Grey, Razzball co-founder and something-or-other, called me out yesterday, saying something like, “Hater Bell is probably wearing his fitted Malcom X hat blah blah blah and listening to Mobb Deep and blah blah blah…” If that isn’t the stupid calling the smart stupid. After he put me in Carlos Ruiz in the beginning of the year, he’s lucky I have my hands filled with ESPN’s top fantasy baseball analyst, Karabozo, and don’t have time for him. I have Miguel Olivo on one team because of you, Grey, and that’s the team I’m happy with, you WASPy-looking, Don Mattingly-impersonating, non-gully infidel! I’ll take an uzi to this blog if you step up to me one more time! Anyway, let’s see what utter crap Karabaloney cooked up that has my water boiling. This week he pretended to look at the AL bullpens, but we know he was looking at the pretty colors the sun makes when you stare at it for ten minutes straight. Ladies and Gentleman, Karabaloney:
Morrow should keep the closer job at least another month, pass Putz and save 15 games. Just don’t cut Putz, as he could end up with 15 saves as well.
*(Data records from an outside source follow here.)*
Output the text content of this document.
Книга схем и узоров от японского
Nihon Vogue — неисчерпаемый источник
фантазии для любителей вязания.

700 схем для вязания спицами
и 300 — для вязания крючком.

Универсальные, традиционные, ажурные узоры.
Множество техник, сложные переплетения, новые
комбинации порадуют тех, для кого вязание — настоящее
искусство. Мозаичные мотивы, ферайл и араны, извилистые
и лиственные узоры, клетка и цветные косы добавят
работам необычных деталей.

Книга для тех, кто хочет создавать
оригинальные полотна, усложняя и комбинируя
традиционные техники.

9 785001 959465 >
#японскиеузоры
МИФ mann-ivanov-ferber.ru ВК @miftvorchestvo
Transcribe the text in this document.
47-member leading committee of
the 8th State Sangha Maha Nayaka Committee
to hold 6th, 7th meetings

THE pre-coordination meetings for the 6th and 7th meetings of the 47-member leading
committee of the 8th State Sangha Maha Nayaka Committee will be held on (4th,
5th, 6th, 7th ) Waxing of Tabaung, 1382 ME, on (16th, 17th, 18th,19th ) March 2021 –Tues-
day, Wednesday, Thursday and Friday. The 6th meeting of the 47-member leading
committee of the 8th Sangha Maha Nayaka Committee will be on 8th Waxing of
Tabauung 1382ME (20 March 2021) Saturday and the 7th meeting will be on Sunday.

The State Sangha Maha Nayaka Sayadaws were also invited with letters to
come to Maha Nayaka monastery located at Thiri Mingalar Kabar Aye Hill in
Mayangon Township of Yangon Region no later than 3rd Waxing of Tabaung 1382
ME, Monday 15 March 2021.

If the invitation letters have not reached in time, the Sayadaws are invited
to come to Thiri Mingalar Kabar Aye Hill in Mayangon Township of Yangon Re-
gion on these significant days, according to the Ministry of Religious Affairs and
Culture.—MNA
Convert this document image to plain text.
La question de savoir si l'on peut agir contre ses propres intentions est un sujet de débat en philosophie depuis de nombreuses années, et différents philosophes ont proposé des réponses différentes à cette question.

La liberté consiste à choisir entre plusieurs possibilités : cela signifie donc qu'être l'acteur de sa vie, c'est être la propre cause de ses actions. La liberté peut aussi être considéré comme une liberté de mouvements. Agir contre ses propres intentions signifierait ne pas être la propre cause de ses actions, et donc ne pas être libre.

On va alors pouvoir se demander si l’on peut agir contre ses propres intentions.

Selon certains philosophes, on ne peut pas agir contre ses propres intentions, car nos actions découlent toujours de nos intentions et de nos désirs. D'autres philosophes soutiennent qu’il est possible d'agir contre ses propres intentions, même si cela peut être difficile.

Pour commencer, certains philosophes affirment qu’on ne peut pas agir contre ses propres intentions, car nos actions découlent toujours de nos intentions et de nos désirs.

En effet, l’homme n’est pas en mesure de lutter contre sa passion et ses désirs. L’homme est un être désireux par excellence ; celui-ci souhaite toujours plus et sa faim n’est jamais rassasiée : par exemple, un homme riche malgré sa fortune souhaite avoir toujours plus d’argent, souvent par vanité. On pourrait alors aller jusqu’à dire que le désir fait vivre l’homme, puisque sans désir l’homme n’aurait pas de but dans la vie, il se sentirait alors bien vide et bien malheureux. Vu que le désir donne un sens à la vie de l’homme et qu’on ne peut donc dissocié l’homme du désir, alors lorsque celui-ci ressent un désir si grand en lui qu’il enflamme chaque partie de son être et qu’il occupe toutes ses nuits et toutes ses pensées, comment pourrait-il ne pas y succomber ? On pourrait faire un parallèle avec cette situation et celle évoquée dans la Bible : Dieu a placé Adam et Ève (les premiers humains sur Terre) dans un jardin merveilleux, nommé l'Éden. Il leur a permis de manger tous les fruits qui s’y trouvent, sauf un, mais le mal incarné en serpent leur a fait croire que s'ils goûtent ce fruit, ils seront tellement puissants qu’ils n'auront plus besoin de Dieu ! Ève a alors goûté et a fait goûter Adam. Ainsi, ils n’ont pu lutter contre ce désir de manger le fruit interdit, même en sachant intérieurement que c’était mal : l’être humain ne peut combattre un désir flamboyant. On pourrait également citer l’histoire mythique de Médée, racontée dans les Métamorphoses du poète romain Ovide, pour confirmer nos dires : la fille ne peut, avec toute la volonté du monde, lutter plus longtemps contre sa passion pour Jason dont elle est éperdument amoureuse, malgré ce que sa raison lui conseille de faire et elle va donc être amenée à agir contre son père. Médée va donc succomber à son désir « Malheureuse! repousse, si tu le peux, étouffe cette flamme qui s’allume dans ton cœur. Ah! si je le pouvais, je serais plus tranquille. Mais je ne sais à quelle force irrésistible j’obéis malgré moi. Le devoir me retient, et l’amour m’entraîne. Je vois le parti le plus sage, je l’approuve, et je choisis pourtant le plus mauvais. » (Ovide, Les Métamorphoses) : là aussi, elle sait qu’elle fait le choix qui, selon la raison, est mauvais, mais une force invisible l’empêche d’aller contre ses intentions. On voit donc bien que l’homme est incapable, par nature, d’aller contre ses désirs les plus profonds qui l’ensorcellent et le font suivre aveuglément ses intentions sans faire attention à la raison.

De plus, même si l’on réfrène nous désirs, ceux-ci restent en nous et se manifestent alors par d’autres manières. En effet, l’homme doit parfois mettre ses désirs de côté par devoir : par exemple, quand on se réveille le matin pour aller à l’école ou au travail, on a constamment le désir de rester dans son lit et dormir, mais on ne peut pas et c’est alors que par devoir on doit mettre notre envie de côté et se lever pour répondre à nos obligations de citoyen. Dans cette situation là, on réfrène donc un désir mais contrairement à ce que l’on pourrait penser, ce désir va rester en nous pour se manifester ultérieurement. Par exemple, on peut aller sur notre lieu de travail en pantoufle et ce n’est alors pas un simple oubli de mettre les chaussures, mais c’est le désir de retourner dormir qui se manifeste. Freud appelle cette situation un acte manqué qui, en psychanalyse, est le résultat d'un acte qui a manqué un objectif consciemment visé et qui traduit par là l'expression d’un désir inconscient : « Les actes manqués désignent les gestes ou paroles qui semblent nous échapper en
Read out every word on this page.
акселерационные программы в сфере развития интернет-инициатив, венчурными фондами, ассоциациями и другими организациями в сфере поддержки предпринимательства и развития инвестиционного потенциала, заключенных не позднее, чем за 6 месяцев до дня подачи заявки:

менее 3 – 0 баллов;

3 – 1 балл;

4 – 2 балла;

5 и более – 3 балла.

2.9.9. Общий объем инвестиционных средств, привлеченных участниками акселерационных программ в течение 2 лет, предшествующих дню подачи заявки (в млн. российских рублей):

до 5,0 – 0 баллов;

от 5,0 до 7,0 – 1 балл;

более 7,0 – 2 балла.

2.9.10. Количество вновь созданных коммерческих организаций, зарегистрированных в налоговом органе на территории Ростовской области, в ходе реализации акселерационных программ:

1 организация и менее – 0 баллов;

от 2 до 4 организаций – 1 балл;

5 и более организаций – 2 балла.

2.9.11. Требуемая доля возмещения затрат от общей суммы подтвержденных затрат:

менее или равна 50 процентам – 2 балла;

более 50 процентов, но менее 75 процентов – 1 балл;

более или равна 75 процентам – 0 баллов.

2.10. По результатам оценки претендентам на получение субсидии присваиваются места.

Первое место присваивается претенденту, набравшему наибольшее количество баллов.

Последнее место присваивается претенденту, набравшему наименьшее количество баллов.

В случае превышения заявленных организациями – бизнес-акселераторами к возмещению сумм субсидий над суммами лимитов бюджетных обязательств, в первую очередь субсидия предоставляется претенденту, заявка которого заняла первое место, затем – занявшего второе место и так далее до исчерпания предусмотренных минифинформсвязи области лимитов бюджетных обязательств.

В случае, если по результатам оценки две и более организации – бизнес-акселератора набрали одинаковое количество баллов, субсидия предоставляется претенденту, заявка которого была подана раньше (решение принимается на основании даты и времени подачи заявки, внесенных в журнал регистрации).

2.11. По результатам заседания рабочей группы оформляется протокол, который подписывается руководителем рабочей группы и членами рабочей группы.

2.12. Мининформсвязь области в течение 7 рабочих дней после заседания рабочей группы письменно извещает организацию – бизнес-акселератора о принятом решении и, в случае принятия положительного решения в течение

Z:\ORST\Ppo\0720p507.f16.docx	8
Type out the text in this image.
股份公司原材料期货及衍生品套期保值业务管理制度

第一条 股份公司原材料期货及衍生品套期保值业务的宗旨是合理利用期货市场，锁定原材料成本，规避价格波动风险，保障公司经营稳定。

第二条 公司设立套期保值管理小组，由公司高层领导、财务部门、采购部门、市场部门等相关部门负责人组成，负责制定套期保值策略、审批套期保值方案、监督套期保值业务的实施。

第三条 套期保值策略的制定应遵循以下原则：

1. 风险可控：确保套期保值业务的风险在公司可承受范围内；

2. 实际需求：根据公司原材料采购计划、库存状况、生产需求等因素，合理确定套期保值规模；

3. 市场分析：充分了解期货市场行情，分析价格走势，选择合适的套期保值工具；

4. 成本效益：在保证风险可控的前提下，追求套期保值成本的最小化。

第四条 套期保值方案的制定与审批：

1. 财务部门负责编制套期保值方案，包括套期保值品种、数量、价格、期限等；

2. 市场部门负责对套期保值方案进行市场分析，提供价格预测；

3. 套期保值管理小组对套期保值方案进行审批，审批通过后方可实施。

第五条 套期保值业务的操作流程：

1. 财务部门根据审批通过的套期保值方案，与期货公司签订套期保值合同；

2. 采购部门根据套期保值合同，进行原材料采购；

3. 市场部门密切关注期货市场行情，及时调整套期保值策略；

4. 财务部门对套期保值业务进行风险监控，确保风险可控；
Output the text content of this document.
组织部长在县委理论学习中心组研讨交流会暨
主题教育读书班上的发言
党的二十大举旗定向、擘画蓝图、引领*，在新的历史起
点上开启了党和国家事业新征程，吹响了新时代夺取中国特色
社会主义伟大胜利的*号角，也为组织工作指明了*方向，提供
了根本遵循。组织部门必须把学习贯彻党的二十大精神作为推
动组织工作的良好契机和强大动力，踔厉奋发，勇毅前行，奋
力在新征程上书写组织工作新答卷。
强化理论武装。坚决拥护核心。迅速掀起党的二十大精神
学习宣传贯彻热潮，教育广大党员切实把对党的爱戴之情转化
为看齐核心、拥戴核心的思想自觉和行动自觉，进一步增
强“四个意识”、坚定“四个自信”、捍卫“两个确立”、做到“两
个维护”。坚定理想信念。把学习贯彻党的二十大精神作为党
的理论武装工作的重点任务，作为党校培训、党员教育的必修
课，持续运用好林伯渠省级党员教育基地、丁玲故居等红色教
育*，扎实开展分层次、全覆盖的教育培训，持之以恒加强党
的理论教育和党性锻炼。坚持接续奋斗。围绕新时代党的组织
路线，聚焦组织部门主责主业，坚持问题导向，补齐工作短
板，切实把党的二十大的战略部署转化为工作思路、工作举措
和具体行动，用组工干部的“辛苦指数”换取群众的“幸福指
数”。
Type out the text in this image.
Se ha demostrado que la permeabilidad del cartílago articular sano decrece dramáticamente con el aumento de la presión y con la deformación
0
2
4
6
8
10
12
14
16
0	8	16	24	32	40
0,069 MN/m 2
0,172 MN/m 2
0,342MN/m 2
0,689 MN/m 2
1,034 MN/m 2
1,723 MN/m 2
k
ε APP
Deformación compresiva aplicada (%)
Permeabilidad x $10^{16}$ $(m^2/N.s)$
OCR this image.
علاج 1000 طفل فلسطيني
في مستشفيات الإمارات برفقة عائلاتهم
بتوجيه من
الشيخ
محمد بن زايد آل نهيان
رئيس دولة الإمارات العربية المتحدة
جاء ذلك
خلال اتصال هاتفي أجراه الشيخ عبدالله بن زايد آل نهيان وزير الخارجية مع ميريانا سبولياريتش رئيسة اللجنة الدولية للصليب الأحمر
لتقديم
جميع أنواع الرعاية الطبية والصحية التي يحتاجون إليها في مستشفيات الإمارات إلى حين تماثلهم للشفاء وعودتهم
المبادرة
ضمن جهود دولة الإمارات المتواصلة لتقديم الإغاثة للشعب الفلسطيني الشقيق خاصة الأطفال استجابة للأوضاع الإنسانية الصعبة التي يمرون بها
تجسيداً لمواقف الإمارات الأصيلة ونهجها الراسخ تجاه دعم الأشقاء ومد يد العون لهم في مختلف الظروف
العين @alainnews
Brandon Morrow has 6 saves right now for the Mariners, easily the worst team this side of the Potomac. Last week, Morrow suffered from back spasms causing him to miss some time. Morrow is pitching well, but he’s going to save 15 games in a month? The Mariners won’t win 15 games this month. Then Putz is going to return for 15 saves? Seriously, this wouldn’t make sense to a foreign exchange student who never heard of fantasy baseball or English. This is like a new level of stupid. I’m moving on before my ability to think straight is somehow hampered.
Todd Jones has a little hiccup from time to time, but we all know that, so why does a single Joel Zumaya save get everyone so excited?
Cause Todd Jones sucks. Okay, moving on.
Borowski sticks around and gets 12 more saves the rest of the way, finishing at 18.
This was written the day Borowski was removed from the job as closer. Not even the day before. I guess we’re lucky it wasn’t written the day after knowing Karabell’s reading comprehension. Erica Karabell, “Daddy, read to me The Baby-Sitter’s Club!” Eric, “Ask Mommy. Daddy’s playing tic-tac-toe with Matthew Berry.”
Look for Street to continue his success and end up with 33 saves.
Blame Karabell when Street’s traded into a setup role in a week.
Jenks is well protected by a number of pitchers who are ownable in fantasy, so leads will keep coming his way, and he’ll save 38 games.
Not even a mention that Jenks has been bothered by back pain. This pretty much confirms Jenks will continue to have problems. Prepare for Linebrink to be the closer by next week.
Hey, guys, did you know when you press seven numbers on this thing they call a “phone,” you can talk to people that aren’t in the same room as you?
Oh, wait, Karabell didn’t say that. It just seems like he should. Now get the crayons outta your mouth, Karabell, and go get your shinebox!